AI is going to revolutionize the materials industry.

With today’s machine learning tools, a single researcher can go from a list of desired material properties to thousands of predicted candidate compounds in just hours. AI is poised to drive the discovery of the next generation of materials.

The bad news? Most of these predicted materials will never be successfully made in the lab.

While AI has supercharged materials discovery, the field itself has a long and often challenging history. Despite decades of modeling, there are still very few success stories where a material was computationally designed and later validated in the lab with the predicted properties. More often, modeling has been used retroactively to understand why something works after it’s already been discovered, not to predict it in advance.

Most new materials have historically been predicted using substitution and screening, which involves tweaking known structures and filtering them based on calculated properties. The latest generative models, such as Microsoft’s MatterGen (which was released as open-source earlier this year), are breaking that mold. These models creatively generate new structures, fine-tuned to user properties. Where MatterGen excels is in producing candidates that are predicted to be thermodynamically stable.

But here’s the problem: thermodynamically stable ≠ synthesizable.

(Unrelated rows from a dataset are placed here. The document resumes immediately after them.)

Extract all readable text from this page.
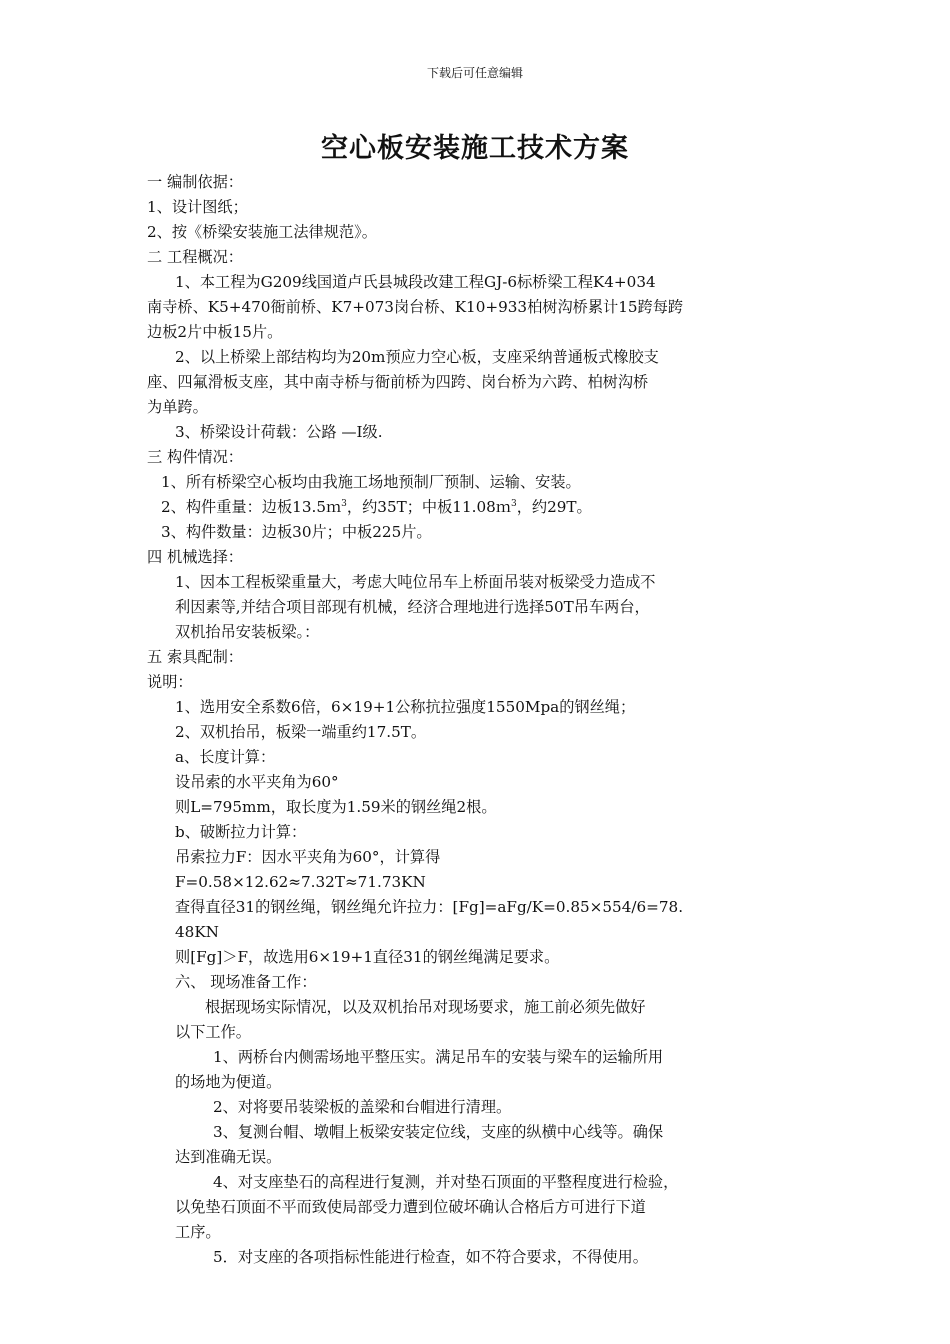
下载后可任意编辑
空心板安装施工技术方案
一 编制依据：
1、设计图纸；
2、按《桥梁安装施工法律规范》。
二 工程概况：
1、本工程为G209线国道卢氏县城段改建工程GJ-6标桥梁工程K4+034
南寺桥、K5+470衙前桥、K7+073岗台桥、K10+933柏树沟桥累计15跨每跨
边板2片中板15片。
2、以上桥梁上部结构均为20m预应力空心板，支座采纳普通板式橡胶支
座、四氟滑板支座，其中南寺桥与衙前桥为四跨、岗台桥为六跨、柏树沟桥
为单跨。
3、桥梁设计荷载：公路 —I级.
三 构件情况：
1、所有桥梁空心板均由我施工场地预制厂预制、运输、安装。
2、构件重量：边板13.5ｍ$^3$，约35T；中板11.08ｍ$^3$，约29T。
3、构件数量：边板30片；中板225片。
四 机械选择：
1、因本工程板梁重量大，考虑大吨位吊车上桥面吊装对板梁受力造成不
利因素等,并结合项目部现有机械，经济合理地进行选择50T吊车两台，
双机抬吊安装板梁。：
五 索具配制：
说明：
1、选用安全系数6倍，6×19+1公称抗拉强度1550Mpa的钢丝绳；
2、双机抬吊，板梁一端重约17.5T。
a、长度计算：
设吊索的水平夹角为60°
则L=795mm，取长度为1.59米的钢丝绳2根。
b、破断拉力计算：
吊索拉力F：因水平夹角为60°，计算得
F=0.58×12.62≈7.32T≈71.73KN
查得直径31的钢丝绳，钢丝绳允许拉力：[Fg]=aFg/K=0.85×554/6=78.
48KN
则[Fg]＞F，故选用6×19+1直径31的钢丝绳满足要求。
六、 现场准备工作：
根据现场实际情况，以及双机抬吊对现场要求，施工前必须先做好
以下工作。
1、两桥台内侧需场地平整压实。满足吊车的安装与梁车的运输所用
的场地为便道。
2、对将要吊装梁板的盖梁和台帽进行清理。
3、复测台帽、墩帽上板梁安装定位线，支座的纵横中心线等。确保
达到准确无误。
4、对支座垫石的高程进行复测，并对垫石顶面的平整程度进行检验，
以免垫石顶面不平而致使局部受力遭到位破坏确认合格后方可进行下道
工序。
5．对支座的各项指标性能进行检查，如不符合要求，不得使用。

Synthesis is a pathway problem

Synthesizing a chemical compound is like crossing a mountain range; you can’t simply go straight over the top. You need a viable path. Sometimes there’s a mountain pass that cuts through. But more often, you’re forced to take the long way around. In synthesis, a material becomes especially difficult to make when all the obvious pathways try to go straight over the mountain.

Some of the most exciting emerging materials are notoriously challenging to synthesize. Consider bismuth ferrite (BiFeO₃), a promising multiferroic. Nearly every synthesis attempt produces unwanted impurities, such as Bi₂Fe₄O₉ or Bi₂₅FeO₃₉. Why? For many reasons, including:

  • BiFeO₃ is only thermodynamically stable over a narrow window of conditions
  • Competing phases are kinetically favorable to form
  • The conventional recipe is especially sensitive to precursor quality and defects

Or consider LLZO (Li₇La₃Zr₂O₁₂), a leading solid-state battery electrolyte currently being commercialized. Making it involves high temperatures (~1000 ºC) which volatilizes lithium, promoting the formation of the impurity La₂Zr₂O₇. Attempting to solve these issues can exacerbate other challenges.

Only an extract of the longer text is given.